Ces exemples fournissent un contexte concret au récent renforcement des contrôles sur Claude. Nous avons précédemment expliqué les raisons pour lesquelles Anthropic a relancé ses évaluations externes en matière de cybersécurité avec de nouvelles directives d’isolement. Les incidents où Claude a accédé à des systèmes réels lors des tests impliquaient une défaillance interne différente, mais ils soulignent l’importance d’une surveillance ciblée sur les utilisateurs ainsi que sur les actions autonomes du modèle.

Plus de 151 millions de transactions associées à Alibaba

Anthropic rapporte avoir observé plus de 151 millions de transactions entre mai et juillet, effectuées via plus de 3 500 comptes frauduleux qu’elle attribue à des opérateurs liés à Alibaba. L’objectif aurait été d’utiliser les réponses de Claude pour améliorer les modèles Qwen.

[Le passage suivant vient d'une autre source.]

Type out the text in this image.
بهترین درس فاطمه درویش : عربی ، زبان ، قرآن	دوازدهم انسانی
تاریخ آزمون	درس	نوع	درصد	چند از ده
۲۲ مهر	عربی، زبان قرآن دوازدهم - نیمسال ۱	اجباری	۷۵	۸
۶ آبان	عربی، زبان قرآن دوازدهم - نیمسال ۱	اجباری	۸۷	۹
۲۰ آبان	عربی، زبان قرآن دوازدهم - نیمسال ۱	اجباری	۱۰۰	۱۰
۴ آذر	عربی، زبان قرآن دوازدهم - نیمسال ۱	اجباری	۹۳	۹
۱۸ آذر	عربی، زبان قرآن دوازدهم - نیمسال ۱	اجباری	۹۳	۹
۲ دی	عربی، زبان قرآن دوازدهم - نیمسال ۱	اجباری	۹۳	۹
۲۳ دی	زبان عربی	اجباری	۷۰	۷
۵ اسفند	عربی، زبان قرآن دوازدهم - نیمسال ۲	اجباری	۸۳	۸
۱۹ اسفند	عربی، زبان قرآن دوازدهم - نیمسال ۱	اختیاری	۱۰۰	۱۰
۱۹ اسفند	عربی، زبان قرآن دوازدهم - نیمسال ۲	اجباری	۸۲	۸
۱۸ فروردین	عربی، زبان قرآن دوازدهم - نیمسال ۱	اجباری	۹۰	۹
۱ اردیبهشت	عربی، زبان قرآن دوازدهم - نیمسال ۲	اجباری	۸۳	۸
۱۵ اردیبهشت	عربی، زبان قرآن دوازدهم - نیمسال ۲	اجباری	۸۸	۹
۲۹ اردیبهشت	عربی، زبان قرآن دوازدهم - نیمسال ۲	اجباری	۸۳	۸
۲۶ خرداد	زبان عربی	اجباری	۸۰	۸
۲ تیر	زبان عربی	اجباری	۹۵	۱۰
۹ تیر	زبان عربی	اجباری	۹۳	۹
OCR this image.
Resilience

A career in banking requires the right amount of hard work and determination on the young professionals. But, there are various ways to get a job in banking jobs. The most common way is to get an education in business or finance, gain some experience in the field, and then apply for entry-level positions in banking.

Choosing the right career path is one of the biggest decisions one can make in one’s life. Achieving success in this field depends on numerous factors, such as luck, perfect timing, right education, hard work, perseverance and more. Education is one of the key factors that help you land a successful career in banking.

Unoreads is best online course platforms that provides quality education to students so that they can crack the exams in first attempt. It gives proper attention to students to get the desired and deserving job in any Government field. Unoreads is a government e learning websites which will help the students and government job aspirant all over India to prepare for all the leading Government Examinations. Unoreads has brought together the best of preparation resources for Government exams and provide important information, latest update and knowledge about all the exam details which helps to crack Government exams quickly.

Moonshot et DeepSeek, quant à eux, auraient transmis à Claude des conversations de leurs propres utilisateurs, parfois accompagnées d’informations sensibles.

La technique de distillation consiste à former un modèle plus petit pour reproduire certaines réponses d’un système plus puissant. Cette méthode est courante lorsqu’elle repose sur des données autorisées. Le conflit porte ici sur l’utilisation abusive d’un service concurrent, le contournement de ses conditions d’accès et la potentielle transmission de données sans le consentement des utilisateurs. Anthropic avait déjà accusé DeepSeek et d’autres laboratoires chinois de comportements similaires ; ces nouveaux volumes représentent un développement beaucoup plus large.